On existence, uniqueness and scalability of adversarial robustness measures for AI classifiers
This work addresses the need for robust and interpretable adversarial measures in AI safety, particularly for healthcare applications, though it appears incremental as it builds on existing concepts like adversarial robustness.
The paper tackled the problem of verifying and computing minimal adversarial paths and distances for AI classifiers, establishing mathematical conditions for their existence, uniqueness, and explicit computation across various models. It demonstrated practical applications on synthetic benchmarks and biomedical data, showing how these measures enable unique, minimal risk-mitigating interventions in patient-specific scenarios.
Simply-verifiable mathematical conditions for existence, uniqueness and explicit analytical computation of minimal adversarial paths (MAP) and minimal adversarial distances (MAD) for (locally) uniquely-invertible classifiers, for generalized linear models (GLM), and for entropic AI (EAI) are formulated and proven.
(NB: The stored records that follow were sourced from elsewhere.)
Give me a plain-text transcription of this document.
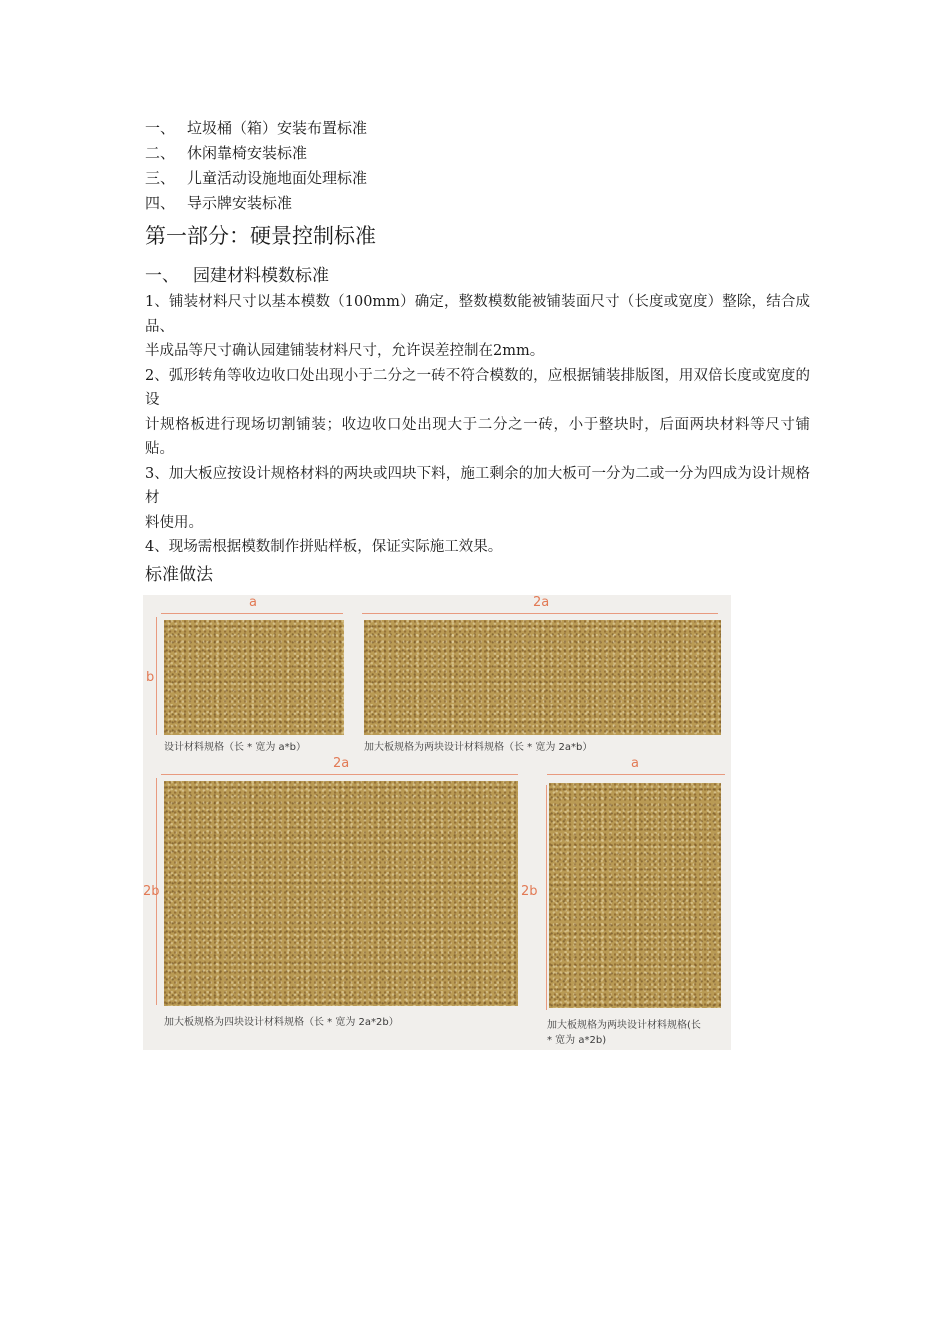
一、 垃圾桶（箱）安装布置标准
二、 休闲靠椅安装标准
三、 儿童活动设施地面处理标准
四、 导示牌安装标准
第一部分：硬景控制标准
一、 园建材料模数标准

1、铺装材料尺寸以基本模数（100mm）确定，整数模数能被铺装面尺寸（长度或宽度）整除，结合成品、
半成品等尺寸确认园建铺装材料尺寸，允许误差控制在2mm。

2、弧形转角等收边收口处出现小于二分之一砖不符合模数的，应根据铺装排版图，用双倍长度或宽度的设
计规格板进行现场切割铺装；收边收口处出现大于二分之一砖，小于整块时，后面两块材料等尺寸铺贴。

3、加大板应按设计规格材料的两块或四块下料，施工剩余的加大板可一分为二或一分为四成为设计规格材
料使用。

4、现场需根据模数制作拼贴样板，保证实际施工效果。

标准做法
a
b
设计材料规格（长 * 宽为 a*b）
2a
加大板规格为两块设计材料规格（长 * 宽为 2a*b）
2a
2b
加大板规格为四块设计材料规格（长 * 宽为 2a*2b）
a
2b
加大板规格为两块设计材料规格(长
* 宽为 a*2b)
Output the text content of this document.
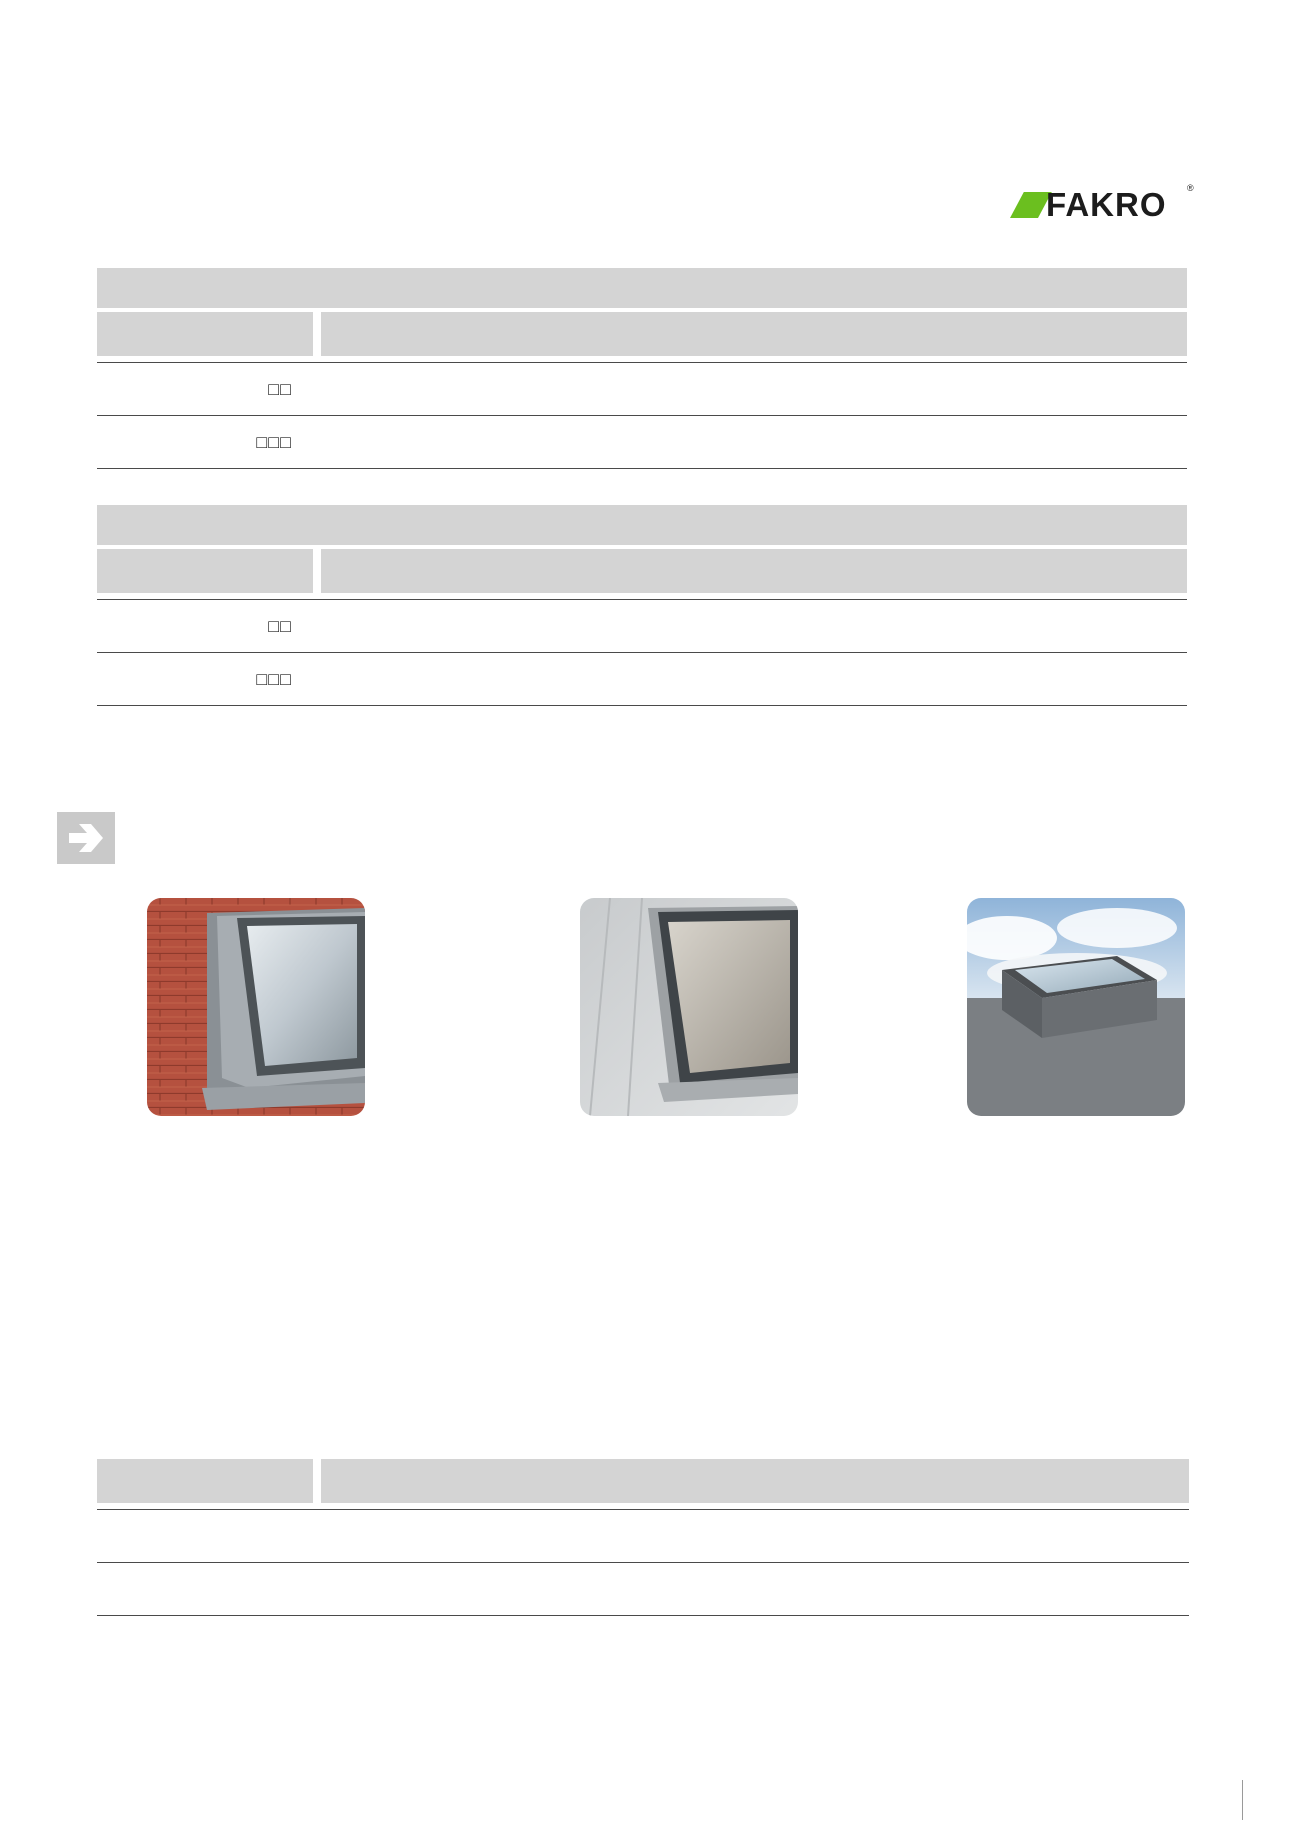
FAKRO ®
□□
□□□
□□
□□□
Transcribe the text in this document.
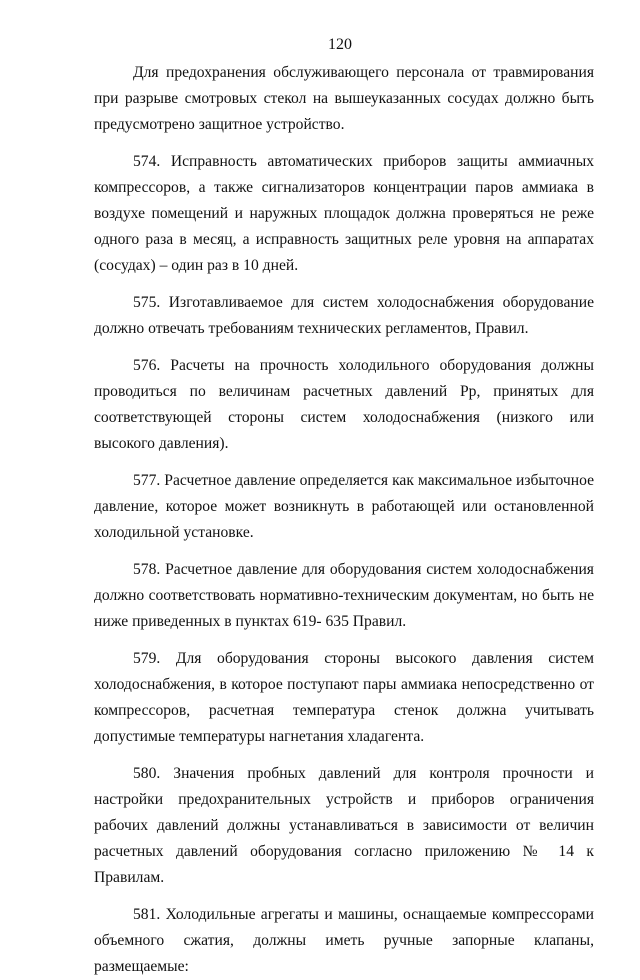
120

Для предохранения обслуживающего персонала от травмирования при разрыве смотровых стекол на вышеуказанных сосудах должно быть предусмотрено защитное устройство.

574. Исправность автоматических приборов защиты аммиачных компрессоров, а также сигнализаторов концентрации паров аммиака в воздухе помещений и наружных площадок должна проверяться не реже одного раза в месяц, а исправность защитных реле уровня на аппаратах (сосудах) – один раз в 10 дней.

575. Изготавливаемое для систем холодоснабжения оборудование должно отвечать требованиям технических регламентов, Правил.

576. Расчеты на прочность холодильного оборудования должны проводиться по величинам расчетных давлений Рр, принятых для соответствующей стороны систем холодоснабжения (низкого или высокого давления).

577. Расчетное давление определяется как максимальное избыточное давление, которое может возникнуть в работающей или остановленной холодильной установке.

578. Расчетное давление для оборудования систем холодоснабжения должно соответствовать нормативно-техническим документам, но быть не ниже приведенных в пунктах 619- 635 Правил.

579. Для оборудования стороны высокого давления систем холодоснабжения, в которое поступают пары аммиака непосредственно от компрессоров, расчетная температура стенок должна учитывать допустимые температуры нагнетания хладагента.

580. Значения пробных давлений для контроля прочности и настройки предохранительных устройств и приборов ограничения рабочих давлений должны устанавливаться в зависимости от величин расчетных давлений оборудования согласно приложению № 14 к Правилам.

581. Холодильные агрегаты и машины, оснащаемые компрессорами объемного сжатия, должны иметь ручные запорные клапаны, размещаемые:
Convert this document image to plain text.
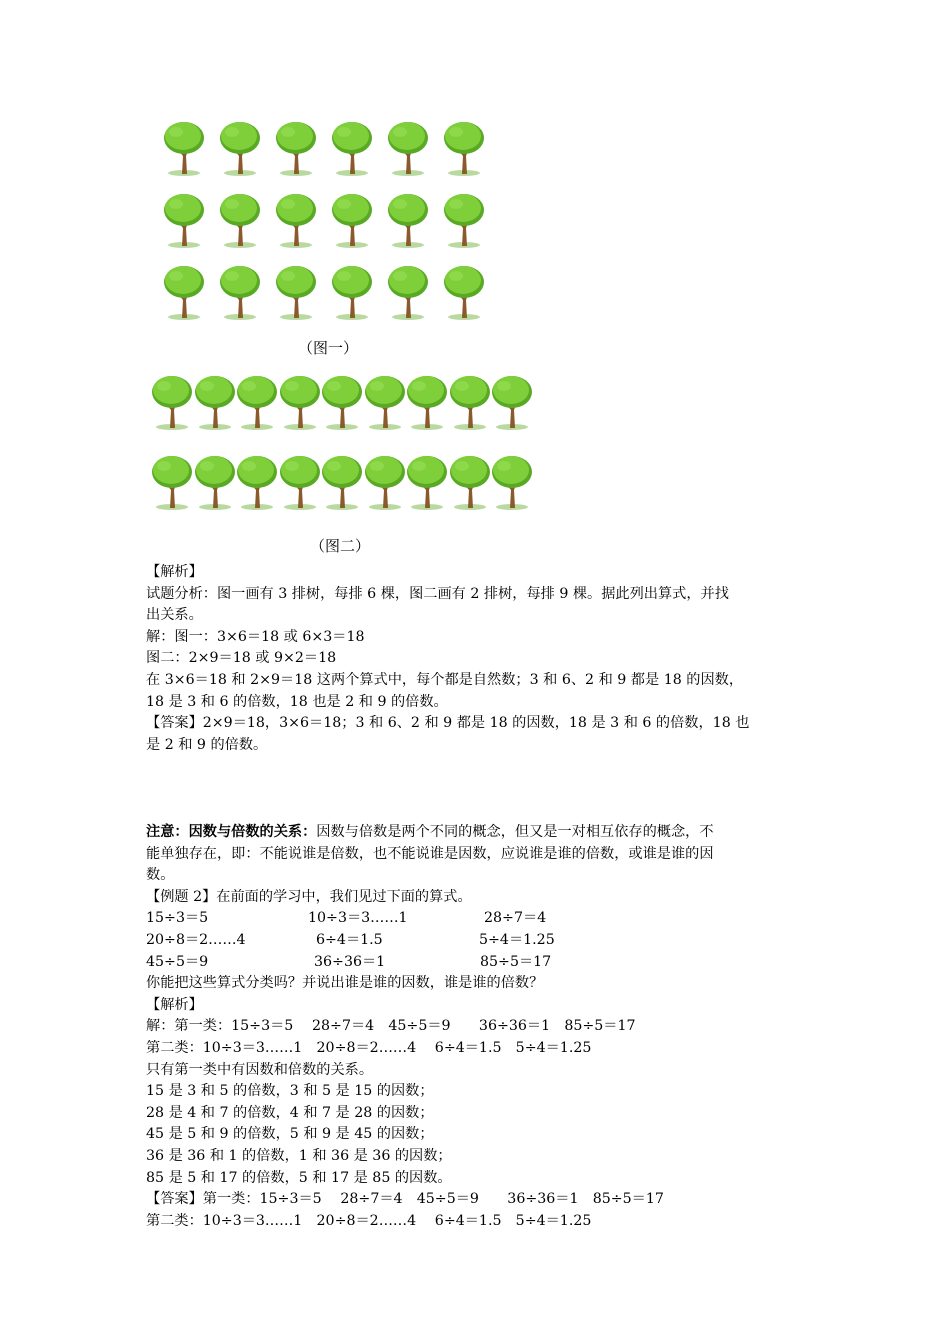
（图一）
（图二）
【解析】
试题分析：图一画有 3 排树，每排 6 棵，图二画有 2 排树，每排 9 棵。据此列出算式，并找
出关系。
解：图一：3×6＝18 或 6×3＝18
图二：2×9＝18 或 9×2＝18
在 3×6＝18 和 2×9＝18 这两个算式中，每个都是自然数；3 和 6、2 和 9 都是 18 的因数，
18 是 3 和 6 的倍数，18 也是 2 和 9 的倍数。
【答案】2×9＝18，3×6＝18；3 和 6、2 和 9 都是 18 的因数，18 是 3 和 6 的倍数，18 也
是 2 和 9 的倍数。
注意：因数与倍数的关系：因数与倍数是两个不同的概念，但又是一对相互依存的概念，不
能单独存在，即：不能说谁是倍数，也不能说谁是因数，应说谁是谁的倍数，或谁是谁的因
数。
【例题 2】在前面的学习中，我们见过下面的算式。
15÷3＝5	10÷3＝3……1	28÷7＝4
20÷8＝2……4	6÷4＝1.5	5÷4＝1.25
45÷5＝9	36÷36＝1	85÷5＝17
你能把这些算式分类吗？并说出谁是谁的因数，谁是谁的倍数？
【解析】
解：第一类：15÷3＝5　 28÷7＝4　45÷5＝9　　36÷36＝1　85÷5＝17
第二类：10÷3＝3……1　20÷8＝2……4　 6÷4＝1.5　5÷4＝1.25
只有第一类中有因数和倍数的关系。
15 是 3 和 5 的倍数，3 和 5 是 15 的因数；
28 是 4 和 7 的倍数，4 和 7 是 28 的因数；
45 是 5 和 9 的倍数，5 和 9 是 45 的因数；
36 是 36 和 1 的倍数，1 和 36 是 36 的因数；
85 是 5 和 17 的倍数，5 和 17 是 85 的因数。
【答案】第一类：15÷3＝5　 28÷7＝4　45÷5＝9　　36÷36＝1　85÷5＝17
第二类：10÷3＝3……1　20÷8＝2……4　 6÷4＝1.5　5÷4＝1.25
Practical computation of MAP and MAD, their comparison and interpretations for various classes of AI tools (for neuronal networks, boosted random forests, GLM and EAI) are demonstrated on the common synthetic benchmarks: on a double Swiss roll spiral and its extensions, as well as on the two biomedical data problems (for the health insurance claim predictions, and for the heart attack lethality classification). On biomedical applications it is demonstrated how MAP provides unique minimal patient-specific risk-mitigating interventions in the predefined subsets of accessible control variables.